The individual who took up the duty in the operation as the moral if not official representative of the secular (large) capital group betrayed this truth true to duty and with pride in informing those in his circle that he had consented to a request from the highest echelons of the state. Cem Küçük, eager to protect Ataturkism (!), in writing, “The newspaper’s basic policy is Ataturk’s enlightenment revolutions.

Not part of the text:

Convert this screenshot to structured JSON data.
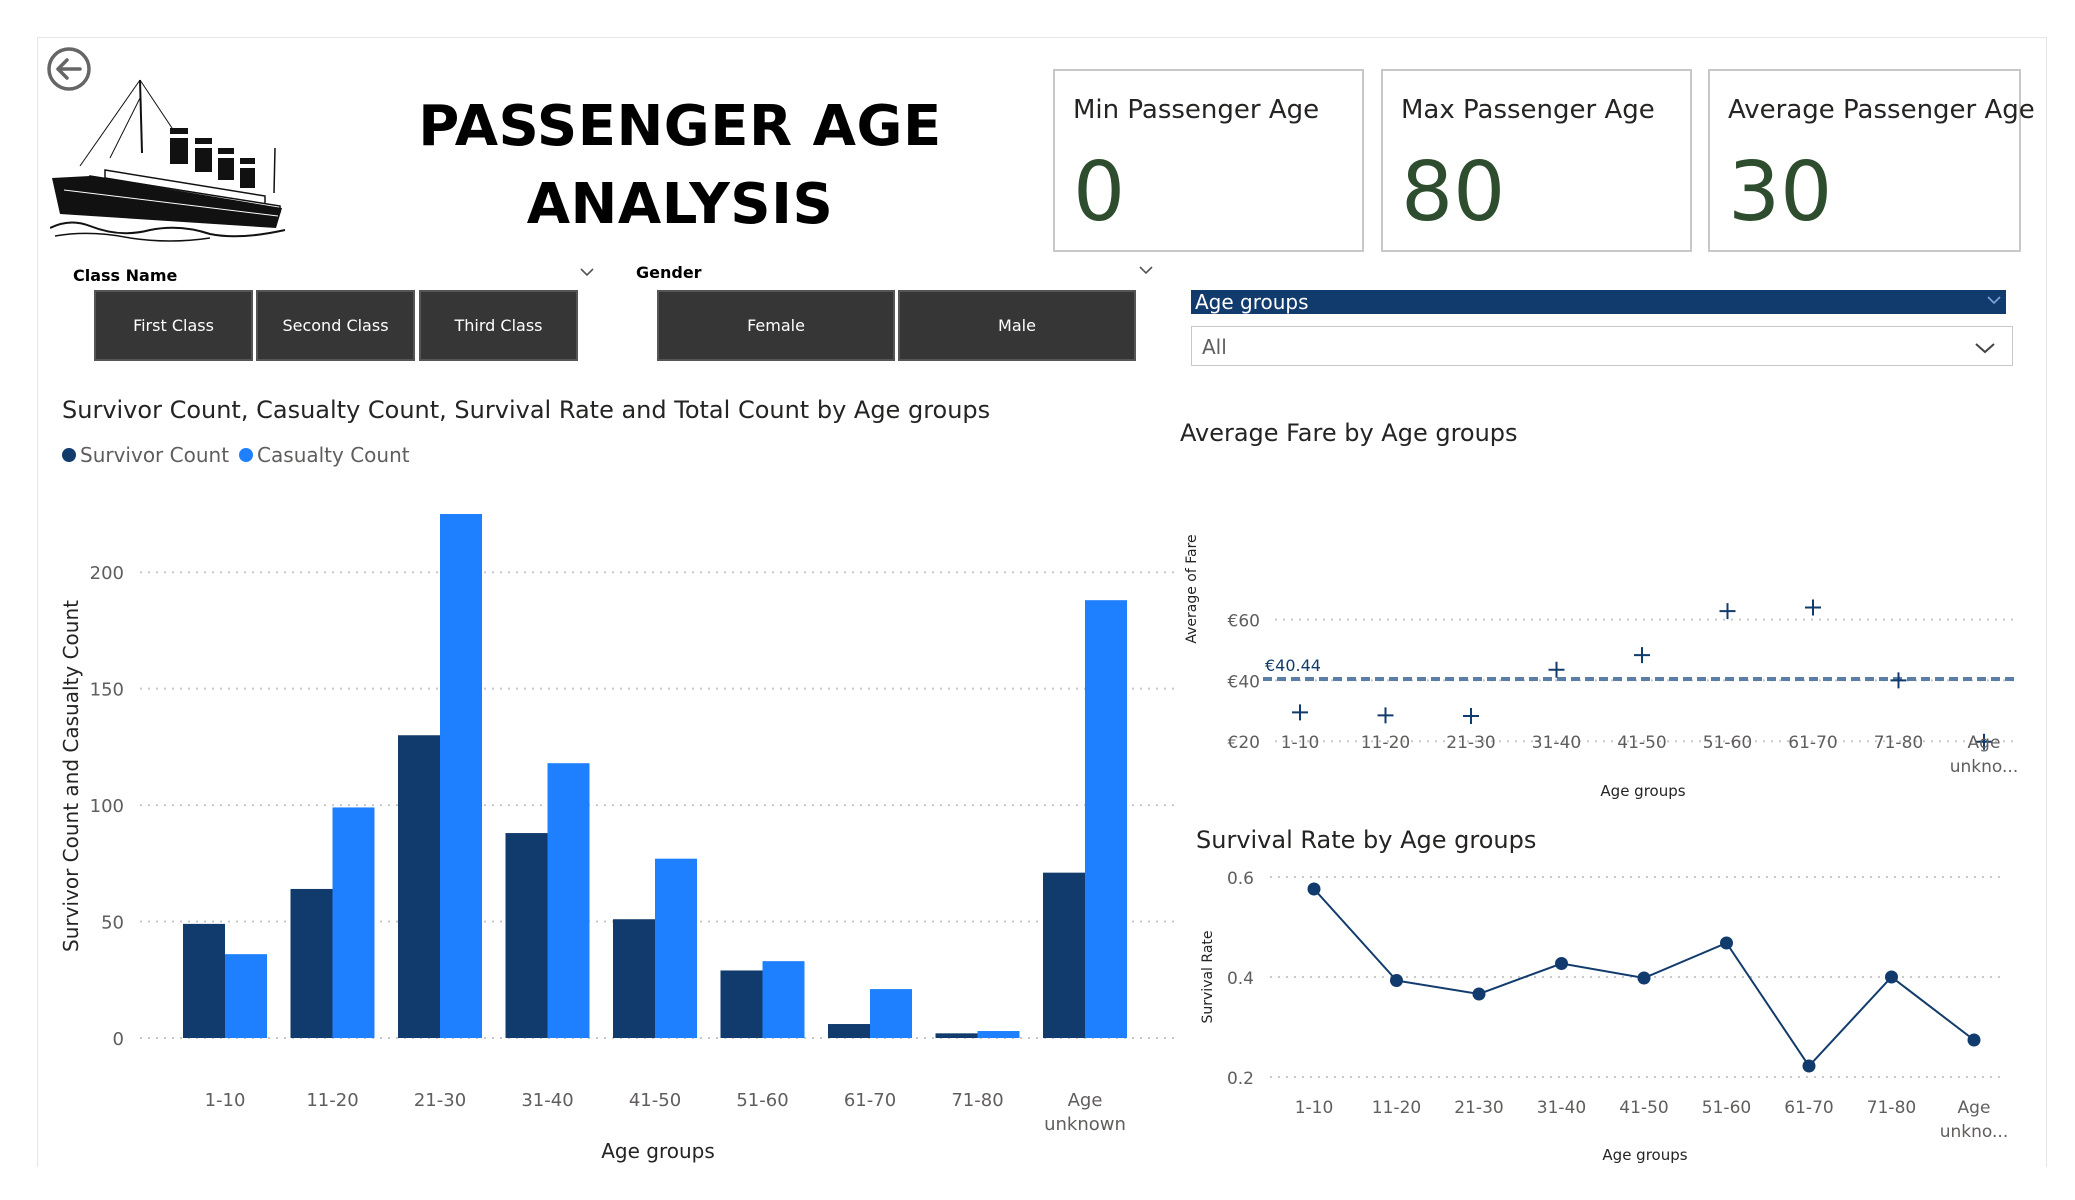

There has of today been a return to the editorial line faithful readers have wished for,” found himself in accord with Sözcü columnist Uğur Dündar who rejoiced, “Cumhuriyet’s castle has been retaken” and Union of Bar Associations’ chair Feyzioğlu, who tweeted, “We can now once more wake up happily every morning to Cumhuriyet.” For his part, Hürriyet columnist Ahmet Hakan also made clear how he had kept his column in passing judgment in a manner redolent of the Cumhuriyet trial’s indictment and grounds for sentencing, “It seemed like an anomaly for Cumhuriyet newspaper to turn into the HDP’s advocate.”

Those who have suffered the most from the Cumhuriyet operation that the deep alliance staged under the cloak of Ataturkism are in my view those valuable, honourable, conscientious journalist colleagues who were inveigled – be it due to their character flaws, ambitions, personal grudges or jealousy, be it down to ideological fanaticism that they thought to be Ataturkism, or be it from naivety out of a sense of allegiance to old friends and memories - by deep functionaries into agreeing to be extras in this operation.

Certainly, everyone bears the weight of their own conscience, but I am saddened on their behalves. They did not deserve this. Or, I wish to ask if they were not acquainted with this state, and especially with the deep will. Or if they are acquainted and in agreement.